What do we want from the budget? We need some better control over the public finances so we do not get pushed more and more in to collective debt. We need better management of the public services, so they deliver more for less.

Consumers are still spending. The latest figures show that has held up reasonably well. The savings rate is also on the rise, mainly owing to people borrowing less or repaying some debt. That’s no surprise, given how difficult it is to get a loan and how overborrowed some had become. The public is learning to handle the new situation, by getting out of debt and by shopping around for the bargains and discounts.

Those with floating rate mortgages and other loans have the pleasure of deciding how to spend the extra money they can keep as interest rates disappear, as long as they keep their jobs. Those on savings income have to tighten their belts, as their needs are ignored.

The two parts of the economy we need to do better, business and exports, remain weak. The government continues to hijack the money , increasing the squeeze on companies through its taxes and regulations. We need a recovery based around increased business investment and a higher level of exports. So far we just have the favourable consumer impact from lower interest rates and the extra incomes of the growing army of public sector employees.
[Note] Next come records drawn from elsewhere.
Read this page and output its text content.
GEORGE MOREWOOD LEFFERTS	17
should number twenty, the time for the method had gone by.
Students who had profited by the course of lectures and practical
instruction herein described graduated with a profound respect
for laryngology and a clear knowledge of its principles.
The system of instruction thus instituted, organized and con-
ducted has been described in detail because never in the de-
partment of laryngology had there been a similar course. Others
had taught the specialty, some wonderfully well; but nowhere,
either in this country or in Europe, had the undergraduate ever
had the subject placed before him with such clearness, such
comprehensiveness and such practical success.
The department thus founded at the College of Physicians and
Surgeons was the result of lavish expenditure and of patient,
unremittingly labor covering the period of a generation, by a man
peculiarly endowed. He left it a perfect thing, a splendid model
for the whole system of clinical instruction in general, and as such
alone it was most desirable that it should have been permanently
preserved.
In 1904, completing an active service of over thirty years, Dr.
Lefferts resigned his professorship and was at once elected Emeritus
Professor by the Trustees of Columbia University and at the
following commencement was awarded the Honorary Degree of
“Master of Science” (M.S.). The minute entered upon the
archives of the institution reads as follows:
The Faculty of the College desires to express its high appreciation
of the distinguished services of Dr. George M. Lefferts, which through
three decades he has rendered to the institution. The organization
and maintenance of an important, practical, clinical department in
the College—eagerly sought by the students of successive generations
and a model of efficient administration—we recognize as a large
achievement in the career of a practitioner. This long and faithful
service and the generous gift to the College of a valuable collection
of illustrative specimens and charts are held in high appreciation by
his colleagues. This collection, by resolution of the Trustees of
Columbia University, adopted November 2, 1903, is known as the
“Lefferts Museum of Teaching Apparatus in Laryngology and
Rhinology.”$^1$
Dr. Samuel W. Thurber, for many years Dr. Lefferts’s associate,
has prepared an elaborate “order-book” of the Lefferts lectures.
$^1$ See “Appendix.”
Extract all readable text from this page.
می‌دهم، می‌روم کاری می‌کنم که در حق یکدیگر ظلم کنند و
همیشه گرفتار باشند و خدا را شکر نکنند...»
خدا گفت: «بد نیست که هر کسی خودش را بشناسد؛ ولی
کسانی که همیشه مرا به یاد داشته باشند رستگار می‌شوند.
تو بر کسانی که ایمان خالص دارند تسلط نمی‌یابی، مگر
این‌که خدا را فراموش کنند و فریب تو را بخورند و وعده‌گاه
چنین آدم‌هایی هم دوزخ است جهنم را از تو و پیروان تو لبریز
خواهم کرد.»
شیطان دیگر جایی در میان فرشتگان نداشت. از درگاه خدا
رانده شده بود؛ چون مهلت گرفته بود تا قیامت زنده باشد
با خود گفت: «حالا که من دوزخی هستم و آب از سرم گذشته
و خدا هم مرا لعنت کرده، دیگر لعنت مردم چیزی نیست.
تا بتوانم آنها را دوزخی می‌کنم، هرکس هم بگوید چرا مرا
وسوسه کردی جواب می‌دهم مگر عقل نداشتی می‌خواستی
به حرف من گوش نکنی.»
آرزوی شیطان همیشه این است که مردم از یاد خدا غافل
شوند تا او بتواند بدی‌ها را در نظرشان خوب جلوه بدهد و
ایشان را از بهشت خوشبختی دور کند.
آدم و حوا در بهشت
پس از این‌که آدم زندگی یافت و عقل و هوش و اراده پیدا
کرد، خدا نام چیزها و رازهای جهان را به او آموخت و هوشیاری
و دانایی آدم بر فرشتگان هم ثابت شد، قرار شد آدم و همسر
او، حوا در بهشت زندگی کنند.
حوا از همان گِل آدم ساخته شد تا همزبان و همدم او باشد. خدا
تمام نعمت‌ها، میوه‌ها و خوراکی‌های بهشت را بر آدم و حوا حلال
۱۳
We learn that Mr Darling may admit he needs to borrow a colossal £175 billion this year to pay for all the excess in his public spending figures and to feed the ever hungry nationalised banks. That’s borrowing £3000 extra for every man, woman and child. It would be good if he would start by admitting he borrowed more than £150 billion in the year to March 2009, and not the £78 billion he told us about in the Pre Budget Statement. We need an honest presentation of how bad the public finances are before we can start to clean them up.

We also learn he will be setting out some combination of higher taxes and lower spending to start to plug the gap in the Budget. The problem with higher tax rates is they can send business abroad and jobs overseas. In a highly competitive world you need to keep tax rates at a competitive level in order to maximise tax revenue. The UK is no longer very tax competitive and needs to be careful about any proposal for higher tax rates on individual and company income or gains.

What we need are some cuts in public spending. Not from the 25% of public spending that goes on the salaries of nurses, teachers, doctors and other front line service providers, but cuts from the rest. What we need is a government that understands spending too much will cause problems raising the money, will crowd out the private sector, and will make bringing the balance of payments back into order more difficult.

You can’t solve a crisis brought on by borrowing too much by borrowing more. Government spending is not necessarily reflationary, as you need to take the money from the private sector to be able to spend it in the public sector. Let’s hope this budget begins the necessary process of sobering up. The Prime Minister did not merely divorce Prudence. He is now holding a drink and drugs party on her grave.